Strange things done ‘neath the midnight sun

When last heard from, I was about to tumble into bed in the Goldrush Inn in Whitehorse after a delicious evening of poetry, followed by cider at the Tippler Pub.

Oh, it’s drunks, I thought sleepily as I heard thumping on the door in the wee hours and a lot of commotion in the hall. (A few of the boys were whooping it up at the Malamute Saloon?) Then I smelled smoke and John was urging me to wake up, we had to get out. Fast. More banging on the door and we were in our clothes and down the stairs to stand on the sidewalk in front of our hotel as firefighters dragged hoses from trucks pulled up to the lobby doors. Are you a tourist, a young Native woman asked John — he was wearing one of his bright Hawaiian shirts, grabbed in the heat of the moment — and he replied, Not really. You look like a tourist, she said gently.

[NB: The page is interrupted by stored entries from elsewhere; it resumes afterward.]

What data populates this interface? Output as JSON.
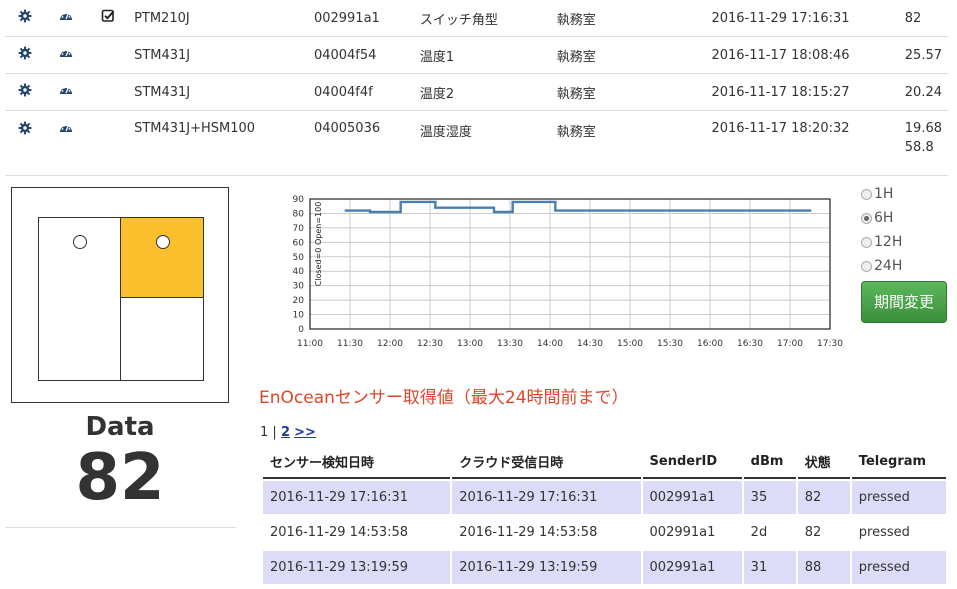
{
  "sensors": [
    {
      "model": "PTM210J",
      "id": "002991a1",
      "name": "スイッチ角型",
      "location": "執務室",
      "timestamp": "2016-11-29 17:16:31",
      "value": "82",
      "checked": true
    },
    {
      "model": "STM431J",
      "id": "04004f54",
      "name": "温度1",
      "location": "執務室",
      "timestamp": "2016-11-17 18:08:46",
      "value": "25.57",
      "checked": false
    },
    {
      "model": "STM431J",
      "id": "04004f4f",
      "name": "温度2",
      "location": "執務室",
      "timestamp": "2016-11-17 18:15:27",
      "value": "20.24",
      "checked": false
    },
    {
      "model": "STM431J+HSM100",
      "id": "04005036",
      "name": "温度湿度",
      "location": "執務室",
      "timestamp": "2016-11-17 18:20:32",
      "value": "19.68",
      "value2": "58.8",
      "checked": false
    }
  ],
  "icons": {
    "settings": "gear-icon",
    "dashboard": "speedometer-icon",
    "checkbox": "checked-square-icon"
  },
  "panel": {
    "label": "Data",
    "value": "82"
  },
  "colors": {
    "active_room": "#fbbf2e",
    "line": "#4a7fb0",
    "button": "#4cae4c",
    "title": "#e0452b",
    "row_highlight": "#dcdcf8"
  },
  "chart_data": {
    "type": "line",
    "ylabel": "Closed=0 Open=100",
    "ylim": [
      0,
      90
    ],
    "yticks": [
      0,
      10,
      20,
      30,
      40,
      50,
      60,
      70,
      80,
      90
    ],
    "xticks": [
      "11:00",
      "11:30",
      "12:00",
      "12:30",
      "13:00",
      "13:30",
      "14:00",
      "14:30",
      "15:00",
      "15:30",
      "16:00",
      "16:30",
      "17:00",
      "17:30"
    ],
    "grid": true,
    "step": true,
    "series": [
      {
        "x": [
          "11:26",
          "11:45",
          "12:08",
          "12:08",
          "12:34",
          "13:18",
          "13:32",
          "14:04",
          "17:16"
        ],
        "y": [
          82,
          81,
          82,
          88,
          84,
          81,
          88,
          82,
          82
        ]
      }
    ]
  },
  "periods": {
    "options": [
      "1H",
      "6H",
      "12H",
      "24H"
    ],
    "selected": "6H"
  },
  "change_button": "期間変更",
  "section_title": "EnOceanセンサー取得値（最大24時間前まで）",
  "pager": {
    "current": "1",
    "separator": "|",
    "next": "2",
    "more": ">>"
  },
  "log": {
    "headers": [
      "センサー検知日時",
      "クラウド受信日時",
      "SenderID",
      "dBm",
      "状態",
      "Telegram"
    ],
    "rows": [
      [
        "2016-11-29 17:16:31",
        "2016-11-29 17:16:31",
        "002991a1",
        "35",
        "82",
        "pressed"
      ],
      [
        "2016-11-29 14:53:58",
        "2016-11-29 14:53:58",
        "002991a1",
        "2d",
        "82",
        "pressed"
      ],
      [
        "2016-11-29 13:19:59",
        "2016-11-29 13:19:59",
        "002991a1",
        "31",
        "88",
        "pressed"
      ]
    ]
  }
}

Most of the poets were there. A couple remembered manuscripts or memory sticks. I clutched a little blue purse stuffed with money. John had his camera and wallet. I thought guiltily of my computer on the desk in the room and my memory stick in one safe pouch of my backpack (standing in a corner of that room). There was an acrid smokey smell — like burnt sugar, said Rhea Tregebov.

We stood on the sidewalk and waited. Talked a little uneasily (of course). Made jokes. Imagined headlines. At one point we watched bill bisset emerge from the hotel, in sock feet, replendent in a Tree of Life t-shirt. That was just before the All Clear.

At 2:30 we returned to our room and fell asleep. The firefighter who stood at the door had no idea what the problem had been but wished us goodnight.